There is no real question but that the purpose of the decedent and Louise D'Albani in going to Kentucky and marrying was to evade the Illinois law. There is evidence that they intended moving later to Minnesota, but it is indefinite, and their removal was entirely contingent. When married they gave their residence as Illinois, they were under oath, they were in Kentucky not more than four or five days, and they returned to Illinois to live and lived there until the decedent's death in December, 1924.

The result, following the Illinois law, is that Louise D'Albani is not the widow of the deceased and cannot take as beneficiary under the federal liability act.

3. A child was born to the decedent and Louise D'Albani while they lived together as husband and wife, on August 9, 1923. The child is the only issue. The Illinois statute provides that when persons have attempted to be joined in marriage, a ceremony has been performed, and is followed by cohabitation, the issue is legitimate. Smith-Hurd Ill. Rev. St. 1923, c. 89, § 17a. The status of the child, by virtue of the statute cited, is that of a legitimate, he is a child within the meaning of the liability act, and he is the sole beneficiary. *Page 321

4. The case was submitted to the jury under instructions that Louise D'Albani and the child were beneficiaries.

The death of D'Albani was instantaneous. The award must be based on money loss to beneficiaries. Norfolk W. Ry.
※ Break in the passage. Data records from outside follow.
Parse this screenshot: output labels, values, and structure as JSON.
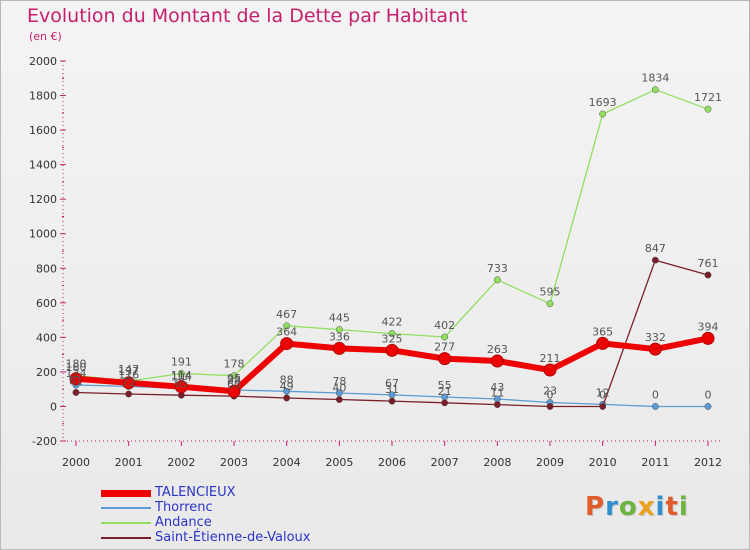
{
  "header": {
    "title": "Evolution du Montant de la Dette par Habitant",
    "subtitle": "(en €)"
  },
  "chart_data": {
    "type": "line",
    "title": "Evolution du Montant de la Dette par Habitant",
    "subtitle": "(en €)",
    "xlabel": "",
    "ylabel": "",
    "ylim": [
      -200,
      2000
    ],
    "yticks": [
      -200,
      0,
      200,
      400,
      600,
      800,
      1000,
      1200,
      1400,
      1600,
      1800,
      2000
    ],
    "x": [
      "2000",
      "2001",
      "2002",
      "2003",
      "2004",
      "2005",
      "2006",
      "2007",
      "2008",
      "2009",
      "2010",
      "2011",
      "2012"
    ],
    "grid": false,
    "legend": "bottom-left",
    "series": [
      {
        "name": "TALENCIEUX",
        "color": "#ee0000",
        "values": [
          160,
          137,
          114,
          88,
          364,
          336,
          325,
          277,
          263,
          211,
          365,
          332,
          394
        ],
        "labels": [
          "160",
          "137",
          "114",
          "88",
          "364",
          "336",
          "325",
          "277",
          "263",
          "211",
          "365",
          "332",
          "394"
        ]
      },
      {
        "name": "Thorrenc",
        "color": "#5b9bd5",
        "values": [
          124,
          116,
          104,
          95,
          88,
          78,
          67,
          55,
          43,
          23,
          12,
          0,
          0
        ],
        "labels": [
          "124",
          "116",
          "104",
          "95",
          "88",
          "78",
          "67",
          "55",
          "43",
          "23",
          "12",
          "0",
          "0"
        ]
      },
      {
        "name": "Andance",
        "color": "#90e060",
        "values": [
          180,
          147,
          191,
          178,
          467,
          445,
          422,
          402,
          733,
          595,
          1693,
          1834,
          1721
        ],
        "labels": [
          "180",
          "147",
          "191",
          "178",
          "467",
          "445",
          "422",
          "402",
          "733",
          "595",
          "1693",
          "1834",
          "1721"
        ]
      },
      {
        "name": "Saint-Étienne-de-Valoux",
        "color": "#7a1f2a",
        "values": [
          81,
          72,
          65,
          60,
          49,
          40,
          31,
          21,
          11,
          0,
          0,
          847,
          761
        ],
        "labels": [
          "81",
          "72",
          "65",
          "60",
          "49",
          "40",
          "31",
          "21",
          "11",
          "0",
          "0",
          "847",
          "761"
        ]
      }
    ]
  },
  "logo": {
    "text": "Proxiti"
  }
}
Co. v. Holbrook, 235 U.S. 625, 35 Sup. Ct. 143, 59 L. ed. 392; N. Car. R. Co. v. Zachary, 232 U.S. 248, 34 Sup. Ct. 305, 58 L. ed. 591, Ann. Cas. 1914C, 159; Gulf, C. S.F. Ry. Co. v. McGinnis,228 U.S. 173, 33 Sup. Ct. 426, 57 L. ed. 785; Mich. Cent. R. Co. v. Vreeland, 227 U.S. 59, 33 Sup. Ct. 192, 57 L. ed. 417, Ann. Cas. 1914C, 176. A beneficiary is awarded a sum which measures his loss. The infant son is not entitled to the whole award of $8,250 because it is now found that Louise D'Albani cannot participate in it. Nor can it be said that the award of $3,250 was found by the jury to measure his loss under the facts now held controlling. The jury assessed damages on the theory that there was a widow beneficiary, and not upon the theory that the child was the sole beneficiary. Louise D'Albani being eliminated as a beneficiary, the plaintiff is entitled to the judgment of the jury upon the amount of damages sustained by the child as sole beneficiary. This amount is not necessarily the same as if Louise D'Albani were also a beneficiary.
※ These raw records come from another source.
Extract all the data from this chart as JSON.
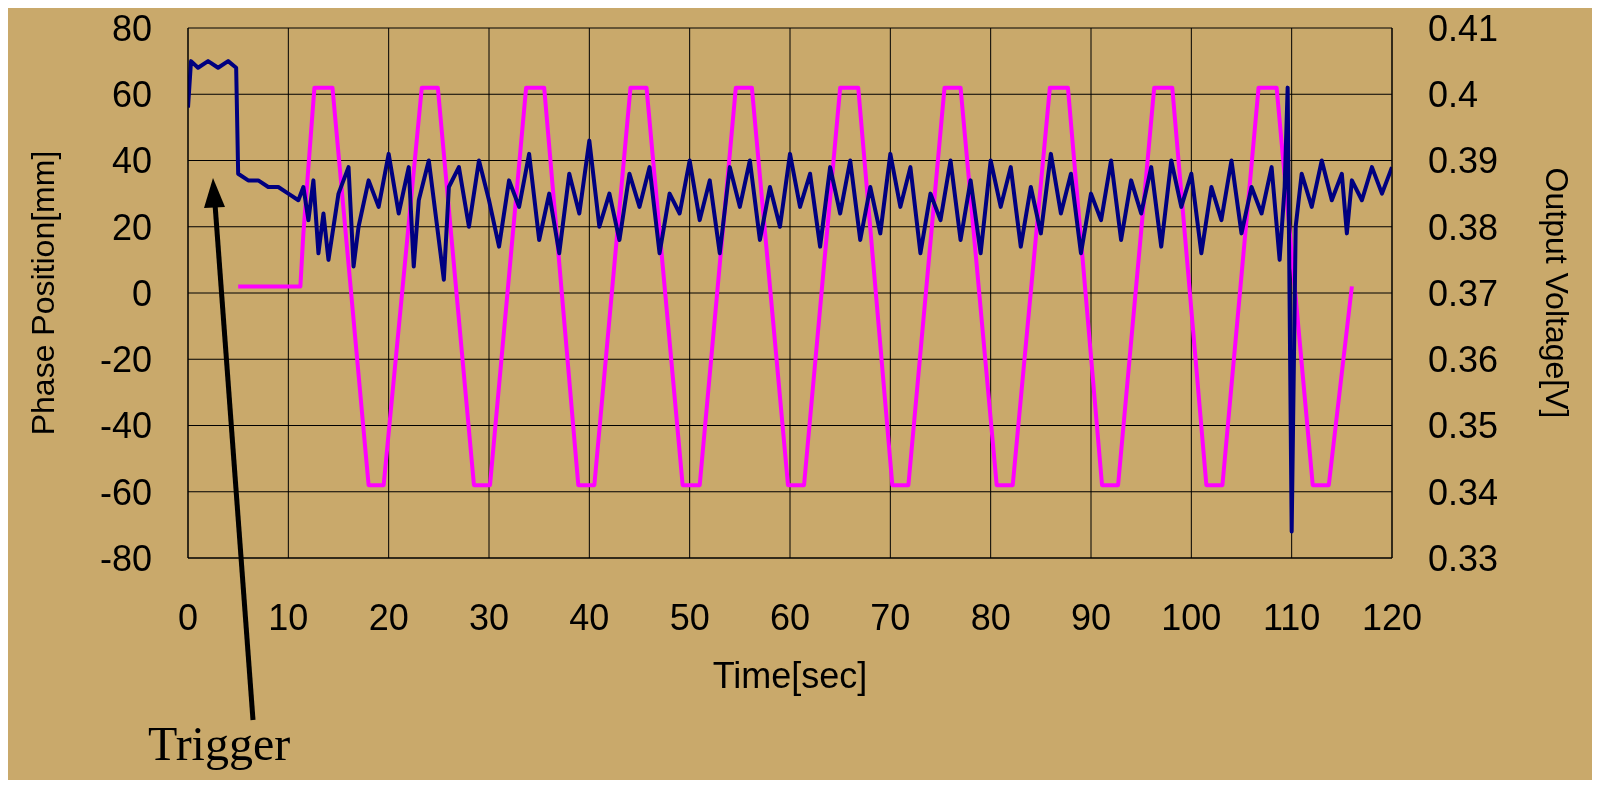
{
  "chart_data": {
    "type": "line",
    "xlabel": "Time[sec]",
    "ylabel": "Phase Position[mm]",
    "y2label": "Output Voltage[V]",
    "xlim": [
      0,
      120
    ],
    "xticks": [
      0,
      10,
      20,
      30,
      40,
      50,
      60,
      70,
      80,
      90,
      100,
      110,
      120
    ],
    "ylim": [
      -80,
      80
    ],
    "yticks": [
      -80,
      -60,
      -40,
      -20,
      0,
      20,
      40,
      60,
      80
    ],
    "y2lim": [
      0.33,
      0.41
    ],
    "y2ticks": [
      0.33,
      0.34,
      0.35,
      0.36,
      0.37,
      0.38,
      0.39,
      0.4,
      0.41
    ],
    "grid": true,
    "annotations": [
      "Trigger"
    ],
    "series": [
      {
        "color": "#ff00ff",
        "x": [
          5,
          11.2,
          11.5,
          12.6,
          14.4,
          18,
          19.5,
          23.3,
          24.9,
          28.5,
          30.1,
          33.7,
          35.5,
          38.9,
          40.5,
          44.1,
          45.7,
          49.3,
          51,
          54.6,
          56.2,
          59.8,
          61.4,
          65,
          66.8,
          70.2,
          71.8,
          75.4,
          77,
          80.6,
          82.2,
          85.9,
          87.7,
          91.1,
          92.7,
          96.3,
          98.1,
          101.5,
          103.1,
          106.7,
          108.5,
          112.1,
          113.7,
          116
        ],
        "values": [
          2,
          2,
          18,
          62,
          62,
          -58,
          -58,
          62,
          62,
          -58,
          -58,
          62,
          62,
          -58,
          -58,
          62,
          62,
          -58,
          -58,
          62,
          62,
          -58,
          -58,
          62,
          62,
          -58,
          -58,
          62,
          62,
          -58,
          -58,
          62,
          62,
          -58,
          -58,
          62,
          62,
          -58,
          -58,
          62,
          62,
          -58,
          -58,
          2
        ]
      },
      {
        "color": "#000080",
        "axis": "y2",
        "x": [
          0,
          0.3,
          1,
          2,
          3,
          4,
          4.8,
          5,
          6,
          7,
          8,
          9,
          10,
          11,
          11.5,
          12,
          12.5,
          13,
          13.5,
          14,
          15,
          16,
          16.5,
          17,
          18,
          19,
          20,
          21,
          22,
          22.5,
          23,
          24,
          25,
          25.5,
          26,
          27,
          28,
          29,
          30,
          31,
          32,
          33,
          34,
          35,
          36,
          37,
          38,
          39,
          40,
          41,
          42,
          43,
          44,
          45,
          46,
          47,
          48,
          49,
          50,
          51,
          52,
          53,
          54,
          55,
          56,
          57,
          58,
          59,
          60,
          61,
          62,
          63,
          64,
          65,
          66,
          67,
          68,
          69,
          70,
          71,
          72,
          73,
          74,
          75,
          76,
          77,
          78,
          79,
          80,
          81,
          82,
          83,
          84,
          85,
          86,
          87,
          88,
          89,
          90,
          91,
          92,
          93,
          94,
          95,
          96,
          97,
          98,
          99,
          100,
          101,
          102,
          103,
          104,
          105,
          106,
          107,
          108,
          108.8,
          109.3,
          109.6,
          110,
          110.4,
          111,
          112,
          113,
          114,
          115,
          115.5,
          116,
          117,
          118,
          119,
          120
        ],
        "values": [
          0.398,
          0.405,
          0.404,
          0.405,
          0.404,
          0.405,
          0.404,
          0.388,
          0.387,
          0.387,
          0.386,
          0.386,
          0.385,
          0.384,
          0.386,
          0.381,
          0.387,
          0.376,
          0.382,
          0.375,
          0.385,
          0.389,
          0.374,
          0.38,
          0.387,
          0.383,
          0.391,
          0.382,
          0.389,
          0.374,
          0.384,
          0.39,
          0.378,
          0.372,
          0.386,
          0.389,
          0.38,
          0.39,
          0.384,
          0.377,
          0.387,
          0.383,
          0.391,
          0.378,
          0.385,
          0.376,
          0.388,
          0.382,
          0.393,
          0.38,
          0.385,
          0.378,
          0.388,
          0.383,
          0.389,
          0.376,
          0.385,
          0.382,
          0.39,
          0.381,
          0.387,
          0.376,
          0.389,
          0.383,
          0.39,
          0.378,
          0.386,
          0.38,
          0.391,
          0.383,
          0.388,
          0.377,
          0.389,
          0.382,
          0.39,
          0.378,
          0.386,
          0.379,
          0.391,
          0.383,
          0.389,
          0.376,
          0.385,
          0.381,
          0.39,
          0.378,
          0.387,
          0.376,
          0.39,
          0.383,
          0.389,
          0.377,
          0.386,
          0.379,
          0.391,
          0.382,
          0.388,
          0.376,
          0.385,
          0.381,
          0.39,
          0.378,
          0.387,
          0.382,
          0.389,
          0.377,
          0.39,
          0.383,
          0.388,
          0.376,
          0.386,
          0.381,
          0.39,
          0.379,
          0.386,
          0.382,
          0.389,
          0.375,
          0.386,
          0.401,
          0.334,
          0.38,
          0.388,
          0.383,
          0.39,
          0.384,
          0.388,
          0.379,
          0.387,
          0.384,
          0.389,
          0.385,
          0.389
        ]
      }
    ]
  }
}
The court was right in holding that Louise D'Albani was not entitled to participate in the award and was right in holding that the infant child was the sole beneficiary. There was error in holding that the award of $3,250 made to the child was as a matter of law the proper award when it was ascertained that Louise D'Albani could not participate.

The amount of the verdict may suggest that the jury found that the decedent was contributorily negligent and so adopted the doctrine of comparative negligence applicable in such cases. The plaintiff claims that there was error in excluding evidence bearing upon contributory negligence. The question may not be a live one upon another trial and we do not consider it.